Le Olimpiadi come campo politico
Uno degli aspetti che rendono il film superiore a molti altri sportivi è la centralità data alla politica olimpica.
Il dibattito sul possibile boicottaggio americano dei Giochi tedeschi occupa uno spazio importante e introduce la figura di Avery Brundage, personaggio chiave nella storia del movimento olimpico.
Attraverso Brundage il film mostra una verità spesso dimenticata: le Olimpiadi non sono mai state soltanto sport. Sono anche diplomazia, interessi, reputazione internazionale, conflitto tra ideali proclamati e decisioni concrete.
È raro che il cinema affronti questo livello dirigenziale del mondo olimpico. Race lo fa con intelligenza.
Berlino 1936 e la propaganda
Le Olimpiadi di Berlino restano una delle edizioni più cariche di significato storico. Il regime hitleriano comprese perfettamente il valore simbolico dei Giochi e li trasformò in una gigantesca vetrina politica.
Il film restituisce questa dimensione con efficacia, mostrando la perfezione organizzativa, la teatralità dell’evento e il tentativo di usare lo sport come conferma della superiorità ariana.
Quando Owens vince quattro ori, non compie solo un’impresa atletica: incrina il messaggio politico che il regime voleva trasmettere al mondo.
Il cinema dentro il cinema: Leni Riefenstahl
Altro elemento rarissimo è la presenza di Leni Riefenstahl.
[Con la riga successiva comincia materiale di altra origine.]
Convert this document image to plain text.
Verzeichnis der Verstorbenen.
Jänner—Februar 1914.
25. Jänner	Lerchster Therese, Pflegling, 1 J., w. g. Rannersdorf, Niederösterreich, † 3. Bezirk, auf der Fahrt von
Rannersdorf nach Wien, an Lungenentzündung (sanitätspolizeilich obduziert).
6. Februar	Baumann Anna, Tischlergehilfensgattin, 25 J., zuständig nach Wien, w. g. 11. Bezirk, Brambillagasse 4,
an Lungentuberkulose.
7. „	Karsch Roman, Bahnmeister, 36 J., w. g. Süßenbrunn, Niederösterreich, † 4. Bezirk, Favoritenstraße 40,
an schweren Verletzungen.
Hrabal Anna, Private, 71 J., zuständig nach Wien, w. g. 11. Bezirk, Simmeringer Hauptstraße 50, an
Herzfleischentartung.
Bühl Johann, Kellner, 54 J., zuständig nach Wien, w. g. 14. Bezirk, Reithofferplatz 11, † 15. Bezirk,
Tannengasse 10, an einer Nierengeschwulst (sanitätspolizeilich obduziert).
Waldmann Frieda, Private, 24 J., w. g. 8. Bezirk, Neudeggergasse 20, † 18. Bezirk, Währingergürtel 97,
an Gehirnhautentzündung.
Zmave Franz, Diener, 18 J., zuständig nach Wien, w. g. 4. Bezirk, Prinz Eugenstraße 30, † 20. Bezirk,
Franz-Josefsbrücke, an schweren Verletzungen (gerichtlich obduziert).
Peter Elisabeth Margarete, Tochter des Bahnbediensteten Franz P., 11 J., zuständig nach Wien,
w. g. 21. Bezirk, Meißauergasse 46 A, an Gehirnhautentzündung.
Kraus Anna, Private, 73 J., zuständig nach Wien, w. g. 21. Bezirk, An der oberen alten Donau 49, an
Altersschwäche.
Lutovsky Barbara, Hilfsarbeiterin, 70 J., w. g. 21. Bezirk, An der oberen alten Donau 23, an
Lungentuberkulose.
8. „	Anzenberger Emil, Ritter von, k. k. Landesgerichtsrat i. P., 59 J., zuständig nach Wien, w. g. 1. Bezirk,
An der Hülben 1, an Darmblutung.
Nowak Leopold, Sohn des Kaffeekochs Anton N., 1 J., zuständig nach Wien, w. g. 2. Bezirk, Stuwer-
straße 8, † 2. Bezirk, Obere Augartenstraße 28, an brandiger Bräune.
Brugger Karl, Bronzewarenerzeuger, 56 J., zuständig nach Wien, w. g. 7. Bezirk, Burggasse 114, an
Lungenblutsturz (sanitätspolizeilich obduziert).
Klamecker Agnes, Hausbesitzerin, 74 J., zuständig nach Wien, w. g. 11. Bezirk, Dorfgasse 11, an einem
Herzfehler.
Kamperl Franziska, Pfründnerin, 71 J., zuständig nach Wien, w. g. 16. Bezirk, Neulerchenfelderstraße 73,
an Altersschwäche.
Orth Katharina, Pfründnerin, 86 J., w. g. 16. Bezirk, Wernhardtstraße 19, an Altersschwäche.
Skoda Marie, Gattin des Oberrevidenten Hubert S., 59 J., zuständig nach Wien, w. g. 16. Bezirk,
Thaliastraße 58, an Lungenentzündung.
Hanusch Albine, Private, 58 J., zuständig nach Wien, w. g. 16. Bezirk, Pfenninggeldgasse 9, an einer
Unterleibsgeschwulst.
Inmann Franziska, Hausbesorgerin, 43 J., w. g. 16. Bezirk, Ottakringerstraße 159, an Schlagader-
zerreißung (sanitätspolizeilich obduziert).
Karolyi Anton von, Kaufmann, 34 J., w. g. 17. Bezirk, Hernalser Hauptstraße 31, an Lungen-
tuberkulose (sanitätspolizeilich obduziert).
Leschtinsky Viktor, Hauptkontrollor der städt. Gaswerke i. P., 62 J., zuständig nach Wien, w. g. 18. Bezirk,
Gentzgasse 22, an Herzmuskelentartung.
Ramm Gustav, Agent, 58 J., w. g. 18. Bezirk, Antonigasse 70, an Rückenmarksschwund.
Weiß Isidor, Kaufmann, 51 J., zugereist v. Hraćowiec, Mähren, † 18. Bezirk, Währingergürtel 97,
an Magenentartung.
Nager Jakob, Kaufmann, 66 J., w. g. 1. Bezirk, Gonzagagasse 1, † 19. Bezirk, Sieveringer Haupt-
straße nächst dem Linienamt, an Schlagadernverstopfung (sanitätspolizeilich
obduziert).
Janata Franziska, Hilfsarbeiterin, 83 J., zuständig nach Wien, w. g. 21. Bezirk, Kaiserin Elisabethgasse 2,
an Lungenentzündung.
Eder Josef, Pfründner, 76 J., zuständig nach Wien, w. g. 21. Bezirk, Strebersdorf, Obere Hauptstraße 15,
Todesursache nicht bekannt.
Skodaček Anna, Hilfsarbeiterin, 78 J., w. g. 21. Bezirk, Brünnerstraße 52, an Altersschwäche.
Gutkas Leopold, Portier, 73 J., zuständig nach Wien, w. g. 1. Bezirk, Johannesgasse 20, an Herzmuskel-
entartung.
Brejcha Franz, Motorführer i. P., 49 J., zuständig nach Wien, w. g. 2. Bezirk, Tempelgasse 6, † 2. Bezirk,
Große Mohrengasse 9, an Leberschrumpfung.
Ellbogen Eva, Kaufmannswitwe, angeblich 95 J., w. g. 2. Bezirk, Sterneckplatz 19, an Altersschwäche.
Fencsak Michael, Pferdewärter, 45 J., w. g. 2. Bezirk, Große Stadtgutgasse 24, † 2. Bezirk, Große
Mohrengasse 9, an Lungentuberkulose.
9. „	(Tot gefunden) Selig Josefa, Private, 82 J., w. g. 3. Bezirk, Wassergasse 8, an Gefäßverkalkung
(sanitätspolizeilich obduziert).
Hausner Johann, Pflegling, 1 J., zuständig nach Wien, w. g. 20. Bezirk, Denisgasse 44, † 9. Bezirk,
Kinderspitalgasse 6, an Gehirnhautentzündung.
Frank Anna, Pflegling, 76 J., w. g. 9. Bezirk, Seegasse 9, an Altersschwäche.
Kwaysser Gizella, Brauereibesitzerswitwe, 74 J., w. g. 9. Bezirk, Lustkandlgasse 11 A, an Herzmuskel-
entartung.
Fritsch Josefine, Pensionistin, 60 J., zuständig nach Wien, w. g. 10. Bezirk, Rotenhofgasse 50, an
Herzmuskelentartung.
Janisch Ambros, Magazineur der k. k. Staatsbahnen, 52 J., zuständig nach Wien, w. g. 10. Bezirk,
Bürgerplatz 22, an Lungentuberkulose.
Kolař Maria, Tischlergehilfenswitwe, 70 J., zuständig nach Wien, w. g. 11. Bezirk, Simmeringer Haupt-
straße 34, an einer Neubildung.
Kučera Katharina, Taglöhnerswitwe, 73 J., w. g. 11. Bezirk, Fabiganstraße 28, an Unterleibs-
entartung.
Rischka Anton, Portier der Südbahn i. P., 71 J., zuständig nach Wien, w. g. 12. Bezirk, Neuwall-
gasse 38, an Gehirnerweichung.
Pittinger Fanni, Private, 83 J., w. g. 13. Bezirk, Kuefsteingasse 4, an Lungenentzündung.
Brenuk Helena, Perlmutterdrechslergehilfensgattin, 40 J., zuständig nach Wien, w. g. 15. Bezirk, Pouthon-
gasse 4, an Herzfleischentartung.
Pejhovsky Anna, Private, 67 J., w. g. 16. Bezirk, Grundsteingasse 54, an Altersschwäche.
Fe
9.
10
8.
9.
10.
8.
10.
Con lei Race aggiunge un ulteriore livello di lettura: non solo lo sport e la politica, ma anche la costruzione delle immagini olimpiche. Berlino 1936 è infatti inseparabile da Olympia, il documentario che rese immortali quei Giochi e cambiò per sempre il modo di filmare lo sport.
Mostrare Riefenstahl significa ricordare che le Olimpiadi moderne esistono anche attraverso il modo in cui vengono raccontate visivamente.
Il valore simbolico di Owens
Molti ricordano Jesse Owens solo per le quattro medaglie d’oro. Il film ha il merito di andare oltre il mito semplificato.
Owens trionfa nella Germania nazista, ma torna in un’America ancora segregata. Il contrasto è potentissimo: l’eroe celebrato all’estero continua a vivere discriminazioni nel proprio paese.
Così Race evita la retorica facile e restituisce la complessità storica del personaggio.
Perché è il film olimpico definitivo del XXI secolo
Perché riesce a tenere insieme ciò che quasi sempre il cinema separa:
- la biografia dell’atleta
- la tensione delle gare
- la politica internazionale
- il razzismo
- il ruolo dei dirigenti
- la propaganda
- il potere delle immagini
- il significato simbolico della vittoria
Non è soltanto un film su Jesse Owens. È un film su che cosa significhi davvero partecipare alle Olimpiadi quando il mondo intorno brucia.